La puissance hausse les épaules. Elle fait demi-tour dans le parc du château. D’une démarche sûre. Elle a eu une grosse journée. Aller visiter tous les puissants et puissantes qui apportent ou tente d’être utiles à l’édifice commun. Certains sont certaines sont invisibles. D’autres plus visibles. Mais tous et toutes ont un point en commun : leurs actes, professionnels ou non, ont du sens. Pas uniquement pour ramasser du fric, comptabiliser ses pouces levés, s’afficher devant les caméras en se gargarisant de son engagement humaniste (n’importe quel animateur de télé ou youtubeur-tubeuse est engagé pour celles et ceux qu’ils aiment tellement mes chéris, mes merveilles...), se prendre pour Einstein grâce à son Smartphone dernier cri… De l’enfumage classique. Et encore que du banal pouvoir. Pourquoi les juger ? Ils font sans doute comme ils peuvent. Peut-être pas d'autre façon d'être que de briller et manipuler l'autre pour son profit personnel. En tout cas aux antipodes des centres d'intérêt de  la puissance.

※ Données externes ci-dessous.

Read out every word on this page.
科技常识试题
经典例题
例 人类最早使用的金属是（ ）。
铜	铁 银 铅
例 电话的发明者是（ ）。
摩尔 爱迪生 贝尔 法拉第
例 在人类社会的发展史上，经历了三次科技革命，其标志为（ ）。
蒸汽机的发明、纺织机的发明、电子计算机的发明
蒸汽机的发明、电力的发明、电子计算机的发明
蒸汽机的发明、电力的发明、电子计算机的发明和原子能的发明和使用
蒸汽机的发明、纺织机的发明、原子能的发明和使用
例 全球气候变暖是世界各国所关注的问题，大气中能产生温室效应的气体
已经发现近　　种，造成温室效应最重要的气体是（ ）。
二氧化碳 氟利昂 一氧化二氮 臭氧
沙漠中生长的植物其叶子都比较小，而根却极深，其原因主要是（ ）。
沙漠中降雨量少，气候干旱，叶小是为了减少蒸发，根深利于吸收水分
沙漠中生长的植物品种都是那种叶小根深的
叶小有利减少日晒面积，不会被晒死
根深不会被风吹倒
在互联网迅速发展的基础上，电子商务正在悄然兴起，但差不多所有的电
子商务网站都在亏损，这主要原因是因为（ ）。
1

Des bruits de pas derrière elle. La puissance se retourne. Il arrive essoufflé. En chemise blanche et jean. Ses pieds nus sur la pelouse. Comment vous êtes entré ? Elle pointe le doigt. Par l'entrée. Il lui jette un regard méprisant. Vous mentez. Elle soupire et repart. Il lui court après. Vous êtes qui ? La puissance. Il ouvre des yeux ronds. Justement, je voulais… Elle l’arrête d’un geste de la main. Ne perdez pas votre temps, ni le mien. Vous n’êtes pas fait pour la puissance. Vous êtes trop centré sur vous. Méprisant et supérieur. Certes, les bonnes qualités requises pour le pouvoir. La puissance n’a pas besoin de se sentir au-dessus des autres. Elle se situe ailleurs. Ce n’est pas une attaque ad hominem. Tous les hommes et femmes de pouvoir sont plus ou de votre genre. Fabriqués souvent dans les mêmes écoles. La puissance ne s’apprend pas dans une école. Ni sur un écran. Il fronce les sourcils. Pourquoi êtes-vous venu m’épier alors ? Se rendant soudain compte qu'il est sorti pieds nus. Que faire ? Il tente de les camoufler dans le gazon. Stupide, se dit-il. L'air honteux.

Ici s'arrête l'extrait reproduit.